You see, Instagram guys said the following - "we used to run 2 Nginx machines and DNS Round-Robin between them". This is inefficient IMO compared to ELB. DNS Round Robin is DNS routing each request to a different server. So first goes to server one, second goes to server two and on and on.
ELB actually watches the servers' HEALTH (CPU usage, network usage) and decides which server traffic goes based on that. Do you see the difference?
And they say: "The downside of this approach is the time it takes for DNS to update in case one of the machines needs to get decommissioned."
DNS Round robin is a form of a load balancer. But if one server goes kaput and you need to update DNS to remove this server from the server group, you will have downtime (DNS takes time to update to the whole world). Some users will get routed to this bad server. With ELB this is automatic - if the server is in bad health it does not receive any more traffic - unless of course the whole group of servers is in bad health and you do not have any kind of auto-scaling setup.
And now the guys at Instagram: "Recently, we moved to using Amazon’s Elastic Load Balancer, with 3 NGINX instances behind it that can be swapped in and out (and are automatically taken out of rotation if they fail a health check).".
The scenario I illustrated is fictional. It is actually more complex than that but nothing that cannot be solved. For instance, if users upload pictures to your application, how can you keep consistency between all the machines on the server group? You would need to store the images on an external service like Amazon s3. On another post on Instagram engineering – “The photos themselves go straight to Amazon S3, which currently stores several terabytes of photo data for us.”. If they have 3 Nginx servers on the load balancer and all servers serve HTML pages on which the links for images point to S3, you will have no problem. If the image is stored locally on the instance – no way to do it.
All servers on the ELB would also need an external database. For that amazon has RDS – All machines can point to the same database and data consistency would be guaranteed.
On the image above, you can see an RDS "Read replica" - that is RDS way of load balancing. I don't know much about that at this time, sorry.
Try and read this: http://awsadvent.tumblr.com/post/38043683444/using-elb-and-auto-scaling
Can you please point the blog entry out?
Load balancers balance load.
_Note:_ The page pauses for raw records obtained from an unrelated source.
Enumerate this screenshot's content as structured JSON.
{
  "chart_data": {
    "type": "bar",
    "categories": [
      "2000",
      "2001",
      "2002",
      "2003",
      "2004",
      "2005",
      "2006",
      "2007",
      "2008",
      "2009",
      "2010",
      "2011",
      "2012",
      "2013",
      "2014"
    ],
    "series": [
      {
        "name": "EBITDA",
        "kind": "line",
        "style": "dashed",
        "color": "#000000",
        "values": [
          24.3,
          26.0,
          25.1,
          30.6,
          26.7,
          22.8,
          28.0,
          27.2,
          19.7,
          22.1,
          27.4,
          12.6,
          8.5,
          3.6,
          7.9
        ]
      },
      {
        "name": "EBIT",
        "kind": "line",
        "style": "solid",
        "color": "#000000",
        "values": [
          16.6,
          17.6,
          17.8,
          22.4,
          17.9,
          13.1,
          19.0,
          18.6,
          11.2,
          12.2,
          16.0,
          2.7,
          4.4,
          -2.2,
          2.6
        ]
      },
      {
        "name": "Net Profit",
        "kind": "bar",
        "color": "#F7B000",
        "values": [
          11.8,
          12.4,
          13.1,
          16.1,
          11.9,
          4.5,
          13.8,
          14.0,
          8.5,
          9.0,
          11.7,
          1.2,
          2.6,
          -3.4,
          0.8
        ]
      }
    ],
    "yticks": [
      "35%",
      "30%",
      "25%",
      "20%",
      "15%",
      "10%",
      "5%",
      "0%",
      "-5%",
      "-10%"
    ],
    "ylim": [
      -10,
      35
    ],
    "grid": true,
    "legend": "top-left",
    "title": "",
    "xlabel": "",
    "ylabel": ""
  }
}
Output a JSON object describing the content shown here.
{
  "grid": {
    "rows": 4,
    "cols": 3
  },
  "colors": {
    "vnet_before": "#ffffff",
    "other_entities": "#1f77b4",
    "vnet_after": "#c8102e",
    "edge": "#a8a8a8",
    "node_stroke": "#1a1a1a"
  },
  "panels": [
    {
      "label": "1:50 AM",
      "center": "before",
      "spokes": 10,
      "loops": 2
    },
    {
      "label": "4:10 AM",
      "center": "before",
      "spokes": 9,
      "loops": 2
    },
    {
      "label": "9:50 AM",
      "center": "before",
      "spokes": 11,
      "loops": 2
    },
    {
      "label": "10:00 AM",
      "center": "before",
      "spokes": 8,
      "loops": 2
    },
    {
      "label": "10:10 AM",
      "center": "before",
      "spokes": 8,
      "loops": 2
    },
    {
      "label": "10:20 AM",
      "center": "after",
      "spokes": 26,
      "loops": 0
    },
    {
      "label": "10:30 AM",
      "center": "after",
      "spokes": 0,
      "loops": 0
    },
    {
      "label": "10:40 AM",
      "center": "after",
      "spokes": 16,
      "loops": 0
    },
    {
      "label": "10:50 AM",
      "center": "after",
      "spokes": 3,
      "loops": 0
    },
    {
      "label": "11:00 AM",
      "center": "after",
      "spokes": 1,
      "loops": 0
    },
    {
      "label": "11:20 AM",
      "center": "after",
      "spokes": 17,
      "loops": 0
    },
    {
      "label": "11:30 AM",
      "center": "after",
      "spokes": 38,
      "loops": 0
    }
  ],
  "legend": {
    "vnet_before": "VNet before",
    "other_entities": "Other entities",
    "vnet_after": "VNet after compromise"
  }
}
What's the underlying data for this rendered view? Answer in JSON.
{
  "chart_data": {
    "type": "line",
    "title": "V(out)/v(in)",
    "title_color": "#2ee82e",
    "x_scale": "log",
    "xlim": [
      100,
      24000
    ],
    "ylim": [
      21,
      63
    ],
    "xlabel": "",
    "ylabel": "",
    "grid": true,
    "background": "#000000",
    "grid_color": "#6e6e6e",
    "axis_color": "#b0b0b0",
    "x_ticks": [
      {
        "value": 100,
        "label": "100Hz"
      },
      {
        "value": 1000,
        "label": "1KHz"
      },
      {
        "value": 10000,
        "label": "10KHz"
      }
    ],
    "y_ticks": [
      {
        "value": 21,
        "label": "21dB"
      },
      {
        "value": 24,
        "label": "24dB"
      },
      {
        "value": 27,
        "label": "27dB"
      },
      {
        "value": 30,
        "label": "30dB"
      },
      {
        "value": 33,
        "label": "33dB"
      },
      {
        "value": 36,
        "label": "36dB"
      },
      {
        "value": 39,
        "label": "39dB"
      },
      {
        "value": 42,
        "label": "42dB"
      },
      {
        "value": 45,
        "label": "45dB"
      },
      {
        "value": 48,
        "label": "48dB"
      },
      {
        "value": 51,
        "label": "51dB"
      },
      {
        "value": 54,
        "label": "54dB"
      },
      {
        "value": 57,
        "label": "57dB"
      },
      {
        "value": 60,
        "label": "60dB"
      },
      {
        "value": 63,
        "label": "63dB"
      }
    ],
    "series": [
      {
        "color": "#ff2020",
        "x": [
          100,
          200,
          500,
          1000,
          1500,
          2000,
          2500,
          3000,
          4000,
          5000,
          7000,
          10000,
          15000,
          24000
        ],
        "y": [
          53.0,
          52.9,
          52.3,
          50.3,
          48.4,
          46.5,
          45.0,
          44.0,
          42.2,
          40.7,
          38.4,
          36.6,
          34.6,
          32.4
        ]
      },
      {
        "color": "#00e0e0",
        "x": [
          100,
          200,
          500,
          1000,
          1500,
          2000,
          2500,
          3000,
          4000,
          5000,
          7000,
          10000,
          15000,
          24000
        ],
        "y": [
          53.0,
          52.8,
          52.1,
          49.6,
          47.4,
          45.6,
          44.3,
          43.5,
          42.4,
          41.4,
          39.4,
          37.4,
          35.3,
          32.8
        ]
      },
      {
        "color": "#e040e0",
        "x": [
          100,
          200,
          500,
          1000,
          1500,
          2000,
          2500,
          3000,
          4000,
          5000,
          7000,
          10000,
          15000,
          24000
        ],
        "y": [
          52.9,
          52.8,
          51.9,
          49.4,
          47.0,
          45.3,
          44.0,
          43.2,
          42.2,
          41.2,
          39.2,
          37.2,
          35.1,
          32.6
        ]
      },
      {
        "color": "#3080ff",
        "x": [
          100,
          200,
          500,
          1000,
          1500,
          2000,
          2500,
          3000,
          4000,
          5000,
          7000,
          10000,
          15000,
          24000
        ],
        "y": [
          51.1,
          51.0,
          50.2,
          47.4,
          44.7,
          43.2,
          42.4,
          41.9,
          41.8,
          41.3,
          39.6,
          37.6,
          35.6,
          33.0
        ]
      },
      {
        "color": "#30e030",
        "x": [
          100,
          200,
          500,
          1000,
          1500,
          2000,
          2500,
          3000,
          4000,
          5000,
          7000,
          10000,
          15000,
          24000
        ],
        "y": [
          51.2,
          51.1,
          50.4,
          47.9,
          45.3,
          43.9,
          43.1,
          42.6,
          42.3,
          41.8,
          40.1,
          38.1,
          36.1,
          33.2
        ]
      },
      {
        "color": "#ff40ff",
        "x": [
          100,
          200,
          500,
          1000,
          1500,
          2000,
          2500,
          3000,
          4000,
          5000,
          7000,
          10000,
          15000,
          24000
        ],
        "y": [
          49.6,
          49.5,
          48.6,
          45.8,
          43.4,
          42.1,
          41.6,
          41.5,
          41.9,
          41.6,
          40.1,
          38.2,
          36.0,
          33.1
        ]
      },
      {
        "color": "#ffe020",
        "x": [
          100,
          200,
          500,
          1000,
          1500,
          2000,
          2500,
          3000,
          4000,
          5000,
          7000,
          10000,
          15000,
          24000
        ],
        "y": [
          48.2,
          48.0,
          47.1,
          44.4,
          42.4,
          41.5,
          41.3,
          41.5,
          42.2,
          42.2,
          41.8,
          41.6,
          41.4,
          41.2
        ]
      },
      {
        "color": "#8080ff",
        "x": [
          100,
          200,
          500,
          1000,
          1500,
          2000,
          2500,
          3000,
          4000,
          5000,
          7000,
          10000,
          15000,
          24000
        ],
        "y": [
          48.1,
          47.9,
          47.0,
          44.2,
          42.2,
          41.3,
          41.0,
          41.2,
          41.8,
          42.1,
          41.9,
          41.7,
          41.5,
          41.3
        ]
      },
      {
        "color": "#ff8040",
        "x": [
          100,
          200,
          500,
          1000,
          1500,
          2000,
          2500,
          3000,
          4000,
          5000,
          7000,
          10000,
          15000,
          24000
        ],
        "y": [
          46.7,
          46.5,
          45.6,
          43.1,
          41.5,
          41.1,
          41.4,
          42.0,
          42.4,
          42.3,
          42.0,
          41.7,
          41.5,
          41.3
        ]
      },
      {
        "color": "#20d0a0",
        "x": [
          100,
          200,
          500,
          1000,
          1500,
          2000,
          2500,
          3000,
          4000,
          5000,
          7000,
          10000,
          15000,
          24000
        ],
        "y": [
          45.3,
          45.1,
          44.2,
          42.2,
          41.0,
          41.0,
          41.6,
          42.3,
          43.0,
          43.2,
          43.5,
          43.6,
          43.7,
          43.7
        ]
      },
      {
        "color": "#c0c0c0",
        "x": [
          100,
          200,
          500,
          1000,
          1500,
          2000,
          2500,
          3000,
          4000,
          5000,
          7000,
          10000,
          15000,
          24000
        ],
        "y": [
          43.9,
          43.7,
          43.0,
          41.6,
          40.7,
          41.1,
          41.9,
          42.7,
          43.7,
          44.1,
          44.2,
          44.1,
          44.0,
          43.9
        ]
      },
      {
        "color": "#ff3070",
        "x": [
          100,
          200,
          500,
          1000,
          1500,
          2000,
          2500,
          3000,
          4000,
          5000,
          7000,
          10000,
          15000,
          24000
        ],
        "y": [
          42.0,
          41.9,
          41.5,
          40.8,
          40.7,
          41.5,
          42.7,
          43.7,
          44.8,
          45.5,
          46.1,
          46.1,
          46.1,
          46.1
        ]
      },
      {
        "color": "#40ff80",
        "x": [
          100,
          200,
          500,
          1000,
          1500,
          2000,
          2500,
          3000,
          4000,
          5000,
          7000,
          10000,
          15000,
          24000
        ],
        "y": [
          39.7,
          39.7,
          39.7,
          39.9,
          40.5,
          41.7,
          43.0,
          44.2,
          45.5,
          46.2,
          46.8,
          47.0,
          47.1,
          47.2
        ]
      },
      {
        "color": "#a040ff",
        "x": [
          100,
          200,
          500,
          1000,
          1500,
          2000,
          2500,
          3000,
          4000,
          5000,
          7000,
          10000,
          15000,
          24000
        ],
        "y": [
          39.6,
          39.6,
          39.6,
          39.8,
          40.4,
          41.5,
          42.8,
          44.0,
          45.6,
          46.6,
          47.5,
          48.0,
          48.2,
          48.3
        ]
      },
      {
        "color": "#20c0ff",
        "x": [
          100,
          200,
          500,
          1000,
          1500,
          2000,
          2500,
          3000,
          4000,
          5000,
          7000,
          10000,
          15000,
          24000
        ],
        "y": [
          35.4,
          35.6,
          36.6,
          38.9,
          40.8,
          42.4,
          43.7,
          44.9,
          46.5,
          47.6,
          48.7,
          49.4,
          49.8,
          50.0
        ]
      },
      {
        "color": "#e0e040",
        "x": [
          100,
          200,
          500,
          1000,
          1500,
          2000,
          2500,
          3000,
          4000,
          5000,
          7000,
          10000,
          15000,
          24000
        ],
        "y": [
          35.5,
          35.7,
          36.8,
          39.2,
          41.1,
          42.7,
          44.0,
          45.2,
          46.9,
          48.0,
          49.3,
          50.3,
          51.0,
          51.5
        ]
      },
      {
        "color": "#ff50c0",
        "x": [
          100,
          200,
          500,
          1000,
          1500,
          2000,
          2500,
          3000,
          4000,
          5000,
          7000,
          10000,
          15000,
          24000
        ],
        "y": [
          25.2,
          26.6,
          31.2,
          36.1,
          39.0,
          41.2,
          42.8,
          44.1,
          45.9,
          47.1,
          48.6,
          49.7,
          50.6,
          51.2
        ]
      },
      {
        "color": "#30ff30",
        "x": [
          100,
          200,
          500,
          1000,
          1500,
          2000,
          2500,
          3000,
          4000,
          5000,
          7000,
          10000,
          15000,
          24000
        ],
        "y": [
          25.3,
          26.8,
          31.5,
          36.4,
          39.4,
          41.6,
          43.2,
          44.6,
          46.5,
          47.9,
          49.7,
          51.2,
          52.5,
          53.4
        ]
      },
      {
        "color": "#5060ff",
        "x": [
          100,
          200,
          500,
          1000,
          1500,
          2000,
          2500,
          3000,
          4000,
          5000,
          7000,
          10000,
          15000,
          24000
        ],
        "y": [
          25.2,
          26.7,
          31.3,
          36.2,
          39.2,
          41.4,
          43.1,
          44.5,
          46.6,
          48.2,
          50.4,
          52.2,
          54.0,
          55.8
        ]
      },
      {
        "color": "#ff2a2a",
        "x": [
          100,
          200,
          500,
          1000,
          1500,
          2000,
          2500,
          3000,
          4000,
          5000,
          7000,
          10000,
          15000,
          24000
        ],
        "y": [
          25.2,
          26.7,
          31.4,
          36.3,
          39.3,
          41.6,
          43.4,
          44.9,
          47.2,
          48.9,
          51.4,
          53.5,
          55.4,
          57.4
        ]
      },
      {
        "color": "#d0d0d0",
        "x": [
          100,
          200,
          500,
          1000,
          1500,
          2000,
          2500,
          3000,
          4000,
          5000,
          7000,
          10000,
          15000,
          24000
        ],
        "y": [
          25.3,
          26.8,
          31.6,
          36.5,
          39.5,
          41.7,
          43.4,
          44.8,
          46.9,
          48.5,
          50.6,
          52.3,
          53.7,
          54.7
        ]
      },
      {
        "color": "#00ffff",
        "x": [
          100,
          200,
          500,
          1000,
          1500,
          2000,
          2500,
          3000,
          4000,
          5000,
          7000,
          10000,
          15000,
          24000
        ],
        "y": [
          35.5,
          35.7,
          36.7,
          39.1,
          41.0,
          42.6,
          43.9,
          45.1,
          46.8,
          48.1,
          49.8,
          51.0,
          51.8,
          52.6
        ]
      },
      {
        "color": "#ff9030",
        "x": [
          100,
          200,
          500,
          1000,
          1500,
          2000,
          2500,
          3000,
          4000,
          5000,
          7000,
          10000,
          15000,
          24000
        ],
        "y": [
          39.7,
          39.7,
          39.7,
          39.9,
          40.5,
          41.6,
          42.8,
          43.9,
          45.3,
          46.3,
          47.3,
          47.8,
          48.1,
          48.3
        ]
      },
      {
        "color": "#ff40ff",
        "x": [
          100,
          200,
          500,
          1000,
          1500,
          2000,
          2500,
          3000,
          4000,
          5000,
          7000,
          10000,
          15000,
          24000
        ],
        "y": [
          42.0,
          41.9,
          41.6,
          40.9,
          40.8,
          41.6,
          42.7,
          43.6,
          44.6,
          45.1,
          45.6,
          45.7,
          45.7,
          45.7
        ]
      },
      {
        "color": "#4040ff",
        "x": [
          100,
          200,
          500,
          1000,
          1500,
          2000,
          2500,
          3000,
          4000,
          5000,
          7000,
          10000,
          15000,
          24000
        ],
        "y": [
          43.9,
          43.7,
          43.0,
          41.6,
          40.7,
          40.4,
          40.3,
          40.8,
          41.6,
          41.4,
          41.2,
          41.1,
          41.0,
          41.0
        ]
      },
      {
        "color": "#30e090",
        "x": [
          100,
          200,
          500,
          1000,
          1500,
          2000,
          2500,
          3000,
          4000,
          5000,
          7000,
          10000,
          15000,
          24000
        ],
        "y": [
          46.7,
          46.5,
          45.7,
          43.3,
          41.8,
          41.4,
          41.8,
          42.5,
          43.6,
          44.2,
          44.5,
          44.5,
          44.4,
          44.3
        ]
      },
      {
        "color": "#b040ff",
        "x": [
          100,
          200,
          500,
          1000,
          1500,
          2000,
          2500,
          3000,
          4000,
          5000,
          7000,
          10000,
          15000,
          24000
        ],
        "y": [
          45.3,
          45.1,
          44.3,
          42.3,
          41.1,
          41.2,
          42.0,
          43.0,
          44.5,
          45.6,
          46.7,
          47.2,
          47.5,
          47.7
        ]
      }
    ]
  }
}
They monitor the Web servers health (response time etc) and distribute the load between the Web servers. On more complex implementations it is possible to have new servers spawn automatically if there is a traffic spike. Of course you need to make sure there is a consistency between the servers. THEY CAN share the same databases for instance.
So I believe the load balancer gets hit and decides to which server it will route the traffic according to server health.
.
Nginx is a Web server that is extremely good at serving a lot of static content for simultaneous users.
Requests for dynamic pages can be offloaded to a different server using cgi. Or the same servers that run nginx can also run phpfpm.
.
A lot of possibilities. I am on my cell phone right now. tomorrow I can write a little more.
Best regards.
I am aware that I am late to the party, but I think the use of NGINX instances behind ELB in Istagram blogpost is to provide high available load balancer as described here.
NGINX instances do not seem to be used as web servers in the blogpost.
For that role they mention:
Next up comes the application servers that handle our requests. We run Djangoon Amazon High-CPU Extra-Large machines
So ELB is used just as a replacement for their older solution with DNS Round-Robin between NGINX instances that was not providing high availability.